Encore 2 cyclistes devant moi, je reviens à leur hauteur, je suis surpris de m’entendre répondre dans la langue de Molière. Effectivement ils portent des maillots avec des pubs en Français, je leur fait part de ma joie de rencontrer des cyclos de l’hexagone. Ils grimpent pas mal mais comme depuis le début j’ai passé mon temps à rejoindre et doubler je suis dans un tempo assez intensif, je vais donc bien plus vite qu’eux. L’un des deux change de rythme pour rester en ma compagnie. Au bout de quelques hectomètres, voyant que son compagnon de route est lâché, il me laisse seul.

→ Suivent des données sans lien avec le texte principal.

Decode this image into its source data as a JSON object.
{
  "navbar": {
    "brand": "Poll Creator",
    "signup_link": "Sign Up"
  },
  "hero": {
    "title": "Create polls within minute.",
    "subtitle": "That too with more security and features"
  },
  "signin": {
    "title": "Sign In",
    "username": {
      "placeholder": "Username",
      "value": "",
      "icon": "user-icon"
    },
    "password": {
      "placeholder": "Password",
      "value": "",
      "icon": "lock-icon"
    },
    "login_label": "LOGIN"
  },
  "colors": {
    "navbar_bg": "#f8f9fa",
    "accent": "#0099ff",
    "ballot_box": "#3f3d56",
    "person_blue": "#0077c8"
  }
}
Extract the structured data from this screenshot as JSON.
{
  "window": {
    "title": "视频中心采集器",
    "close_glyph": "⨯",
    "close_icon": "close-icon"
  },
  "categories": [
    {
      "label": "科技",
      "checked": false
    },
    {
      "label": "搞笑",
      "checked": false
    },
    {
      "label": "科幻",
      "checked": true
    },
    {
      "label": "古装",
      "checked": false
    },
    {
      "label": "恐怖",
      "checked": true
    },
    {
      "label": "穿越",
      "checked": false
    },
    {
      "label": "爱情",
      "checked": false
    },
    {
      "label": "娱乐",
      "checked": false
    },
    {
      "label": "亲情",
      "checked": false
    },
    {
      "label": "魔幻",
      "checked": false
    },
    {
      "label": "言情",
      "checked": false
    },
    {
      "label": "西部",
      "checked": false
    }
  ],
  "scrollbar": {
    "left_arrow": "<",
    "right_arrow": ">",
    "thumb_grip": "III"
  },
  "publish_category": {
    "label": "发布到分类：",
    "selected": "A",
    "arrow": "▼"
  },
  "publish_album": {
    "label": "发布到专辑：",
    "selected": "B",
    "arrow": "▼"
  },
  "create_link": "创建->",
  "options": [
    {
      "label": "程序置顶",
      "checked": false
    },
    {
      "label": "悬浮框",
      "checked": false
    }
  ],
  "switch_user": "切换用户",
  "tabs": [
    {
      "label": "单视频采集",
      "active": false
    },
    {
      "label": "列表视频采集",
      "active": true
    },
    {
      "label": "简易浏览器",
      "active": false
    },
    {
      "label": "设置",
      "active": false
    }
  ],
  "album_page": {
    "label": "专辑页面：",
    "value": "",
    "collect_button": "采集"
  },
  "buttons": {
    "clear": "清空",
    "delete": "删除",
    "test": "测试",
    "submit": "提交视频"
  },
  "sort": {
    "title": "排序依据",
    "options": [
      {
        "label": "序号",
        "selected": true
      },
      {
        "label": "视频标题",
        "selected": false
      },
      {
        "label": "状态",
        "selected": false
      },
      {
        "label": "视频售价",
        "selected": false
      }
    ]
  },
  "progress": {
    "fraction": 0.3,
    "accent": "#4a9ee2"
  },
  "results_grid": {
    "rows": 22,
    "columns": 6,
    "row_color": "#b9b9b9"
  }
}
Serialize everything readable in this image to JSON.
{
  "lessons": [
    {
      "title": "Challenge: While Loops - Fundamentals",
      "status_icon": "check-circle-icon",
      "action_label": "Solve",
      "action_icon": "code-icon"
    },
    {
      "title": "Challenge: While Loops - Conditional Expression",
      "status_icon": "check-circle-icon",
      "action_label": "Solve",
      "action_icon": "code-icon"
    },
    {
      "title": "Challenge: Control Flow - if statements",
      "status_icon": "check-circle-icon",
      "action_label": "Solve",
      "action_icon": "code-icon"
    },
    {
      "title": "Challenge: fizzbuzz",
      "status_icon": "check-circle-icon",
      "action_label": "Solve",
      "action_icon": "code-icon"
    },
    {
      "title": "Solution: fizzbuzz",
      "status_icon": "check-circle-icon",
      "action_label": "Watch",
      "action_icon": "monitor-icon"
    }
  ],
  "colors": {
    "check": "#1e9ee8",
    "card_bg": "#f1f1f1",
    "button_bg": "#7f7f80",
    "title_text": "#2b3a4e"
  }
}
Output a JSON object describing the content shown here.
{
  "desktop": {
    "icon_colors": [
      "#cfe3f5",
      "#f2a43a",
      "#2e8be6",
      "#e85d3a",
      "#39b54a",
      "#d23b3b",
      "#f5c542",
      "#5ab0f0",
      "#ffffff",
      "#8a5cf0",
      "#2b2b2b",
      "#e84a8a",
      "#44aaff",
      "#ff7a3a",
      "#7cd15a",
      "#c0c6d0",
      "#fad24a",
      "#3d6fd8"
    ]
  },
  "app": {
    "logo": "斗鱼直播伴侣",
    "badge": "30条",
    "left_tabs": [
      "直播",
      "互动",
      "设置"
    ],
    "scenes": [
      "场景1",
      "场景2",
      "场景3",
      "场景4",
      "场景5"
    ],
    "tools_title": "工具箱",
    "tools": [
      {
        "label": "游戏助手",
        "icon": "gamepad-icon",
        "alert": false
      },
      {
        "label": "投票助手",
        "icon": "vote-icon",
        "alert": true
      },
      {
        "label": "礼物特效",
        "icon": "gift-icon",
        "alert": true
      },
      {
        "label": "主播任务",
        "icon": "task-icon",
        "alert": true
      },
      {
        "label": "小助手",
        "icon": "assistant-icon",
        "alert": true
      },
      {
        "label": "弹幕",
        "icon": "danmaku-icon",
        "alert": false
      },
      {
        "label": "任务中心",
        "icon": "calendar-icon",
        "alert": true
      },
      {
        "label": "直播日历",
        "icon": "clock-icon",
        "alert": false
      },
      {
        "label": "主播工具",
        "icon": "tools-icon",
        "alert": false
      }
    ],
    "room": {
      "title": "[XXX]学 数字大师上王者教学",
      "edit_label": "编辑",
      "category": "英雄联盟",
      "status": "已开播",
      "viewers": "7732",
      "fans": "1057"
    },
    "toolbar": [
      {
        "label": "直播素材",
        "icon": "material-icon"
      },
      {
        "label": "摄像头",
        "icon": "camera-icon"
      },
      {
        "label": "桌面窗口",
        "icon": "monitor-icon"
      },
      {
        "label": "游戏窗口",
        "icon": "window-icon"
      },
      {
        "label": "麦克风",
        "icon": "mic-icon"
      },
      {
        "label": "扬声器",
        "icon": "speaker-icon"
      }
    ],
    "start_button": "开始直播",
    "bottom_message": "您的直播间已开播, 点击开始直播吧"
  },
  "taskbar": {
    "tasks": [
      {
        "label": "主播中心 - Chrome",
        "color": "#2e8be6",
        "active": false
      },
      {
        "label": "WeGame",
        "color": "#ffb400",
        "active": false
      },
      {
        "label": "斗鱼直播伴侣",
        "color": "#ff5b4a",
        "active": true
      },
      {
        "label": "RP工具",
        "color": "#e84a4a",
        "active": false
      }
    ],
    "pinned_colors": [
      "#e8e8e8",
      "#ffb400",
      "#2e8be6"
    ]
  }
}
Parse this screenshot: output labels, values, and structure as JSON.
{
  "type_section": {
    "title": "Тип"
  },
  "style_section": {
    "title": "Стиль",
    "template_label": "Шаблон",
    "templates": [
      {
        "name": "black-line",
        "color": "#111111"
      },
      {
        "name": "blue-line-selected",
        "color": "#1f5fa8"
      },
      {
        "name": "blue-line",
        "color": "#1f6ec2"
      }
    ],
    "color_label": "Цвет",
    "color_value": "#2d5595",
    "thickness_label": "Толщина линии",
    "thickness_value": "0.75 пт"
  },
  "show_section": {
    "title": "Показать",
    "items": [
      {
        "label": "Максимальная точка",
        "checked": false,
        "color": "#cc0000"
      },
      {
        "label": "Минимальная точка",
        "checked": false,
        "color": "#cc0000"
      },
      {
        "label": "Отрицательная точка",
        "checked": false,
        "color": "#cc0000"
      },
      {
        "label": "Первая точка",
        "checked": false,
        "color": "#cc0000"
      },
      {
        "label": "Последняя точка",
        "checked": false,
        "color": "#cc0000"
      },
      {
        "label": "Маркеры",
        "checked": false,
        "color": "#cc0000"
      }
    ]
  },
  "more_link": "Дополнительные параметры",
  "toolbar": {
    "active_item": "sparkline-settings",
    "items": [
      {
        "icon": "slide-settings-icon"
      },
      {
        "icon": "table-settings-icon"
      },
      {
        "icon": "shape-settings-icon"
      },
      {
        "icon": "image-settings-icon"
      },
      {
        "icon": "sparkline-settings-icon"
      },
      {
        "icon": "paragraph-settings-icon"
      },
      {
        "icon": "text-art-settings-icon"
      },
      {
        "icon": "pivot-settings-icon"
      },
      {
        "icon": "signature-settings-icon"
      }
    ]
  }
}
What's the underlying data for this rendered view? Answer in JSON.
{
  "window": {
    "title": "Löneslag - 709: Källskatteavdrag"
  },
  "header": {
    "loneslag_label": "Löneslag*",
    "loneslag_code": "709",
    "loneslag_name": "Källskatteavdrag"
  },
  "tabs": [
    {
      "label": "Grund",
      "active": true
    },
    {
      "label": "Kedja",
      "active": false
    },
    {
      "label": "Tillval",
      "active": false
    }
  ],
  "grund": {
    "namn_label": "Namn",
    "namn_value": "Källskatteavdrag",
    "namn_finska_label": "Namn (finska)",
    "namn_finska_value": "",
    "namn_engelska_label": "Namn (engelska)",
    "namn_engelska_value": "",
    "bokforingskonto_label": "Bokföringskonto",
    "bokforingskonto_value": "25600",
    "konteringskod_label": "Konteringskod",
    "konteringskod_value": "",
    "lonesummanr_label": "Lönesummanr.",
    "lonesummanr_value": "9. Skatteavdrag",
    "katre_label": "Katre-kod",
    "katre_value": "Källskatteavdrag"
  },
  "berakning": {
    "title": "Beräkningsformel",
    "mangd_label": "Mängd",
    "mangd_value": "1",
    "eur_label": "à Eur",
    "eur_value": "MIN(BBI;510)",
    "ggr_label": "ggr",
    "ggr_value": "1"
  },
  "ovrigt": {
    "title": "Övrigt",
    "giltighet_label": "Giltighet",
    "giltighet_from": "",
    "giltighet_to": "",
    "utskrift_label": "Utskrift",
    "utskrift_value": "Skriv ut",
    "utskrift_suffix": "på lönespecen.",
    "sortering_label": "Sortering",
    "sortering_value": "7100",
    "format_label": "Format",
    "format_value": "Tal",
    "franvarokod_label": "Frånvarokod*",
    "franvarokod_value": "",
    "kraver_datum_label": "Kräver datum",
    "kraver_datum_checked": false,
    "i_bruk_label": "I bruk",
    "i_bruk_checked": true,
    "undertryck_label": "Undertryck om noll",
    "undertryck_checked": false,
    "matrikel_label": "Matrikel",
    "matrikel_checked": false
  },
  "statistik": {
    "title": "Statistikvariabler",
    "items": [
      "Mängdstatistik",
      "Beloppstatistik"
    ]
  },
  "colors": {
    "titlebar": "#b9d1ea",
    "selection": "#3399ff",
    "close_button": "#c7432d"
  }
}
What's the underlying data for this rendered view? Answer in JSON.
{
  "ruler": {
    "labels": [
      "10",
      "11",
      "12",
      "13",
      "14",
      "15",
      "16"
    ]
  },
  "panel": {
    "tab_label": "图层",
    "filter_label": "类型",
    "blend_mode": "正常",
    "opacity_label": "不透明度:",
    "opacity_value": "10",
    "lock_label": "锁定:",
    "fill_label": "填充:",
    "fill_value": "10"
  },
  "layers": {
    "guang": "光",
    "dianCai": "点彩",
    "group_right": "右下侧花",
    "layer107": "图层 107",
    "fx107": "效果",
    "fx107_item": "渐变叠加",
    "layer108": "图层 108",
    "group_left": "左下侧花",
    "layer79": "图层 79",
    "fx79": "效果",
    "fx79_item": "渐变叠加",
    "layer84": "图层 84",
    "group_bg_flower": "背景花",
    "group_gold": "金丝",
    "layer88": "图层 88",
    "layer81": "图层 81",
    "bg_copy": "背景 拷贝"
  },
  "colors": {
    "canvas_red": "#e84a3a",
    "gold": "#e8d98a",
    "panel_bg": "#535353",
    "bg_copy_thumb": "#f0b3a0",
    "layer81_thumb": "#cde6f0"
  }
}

Je relance un coup en danseuse, un coup assis, ça va pas mal du tout. Je vois la station des saisies encore assez éloignée et ho surprise j’aperçois le cyclo que j’avais vu au tout début de l’ascension en compagnie d’un autre qui a été ma première "victime". Il a du appuyer fort le bougre parce que je ne me suis pas amusé. Je ne sais pas si je pourrais le rattraper car il est vraiment loin. Je continue de grimper sans souffrir, il y a toujours des campings cars à droite à gauche.

La station se rapproche, j’ai gagné énormément de terrain sur le cyclo. Arrivé dans les premières maison des saisies, je fond littéralement sur lui. Il est vrai que j’ai accéléré car je sais qu’on arrive en haut mais je constate également quand je le double qu’il est complètement cuit, il n’avance plus du tout. C’est vrai que ça grimpe pas mal dans la station. Je le laisse donc littéralement sur place et je continue persuadé d’en avoir terminé.

Hé non, le sommet du col n’est pas encore là, il faut traverser toute la station puis continuer encore un peu jusqu’au panneau col des saisies.



Le sommet

Je m’empresse d’enfiler un coupe-vent car il ne fait pas chaud du tout et puis j’ai bien transpiré en grimpant. Voilà, mission accomplie, ce n’est pas un des cols les plus difficiles que j’ai eu à affronter mais par contre c’est un de ceux que j’ai grimpé le plus vite un peu comme lors des sorties club lorsqu’on s’allume dans les petits cols de l’arrière pays Héraultais. Moi qui voulait le grimper cool, c’est bien raté.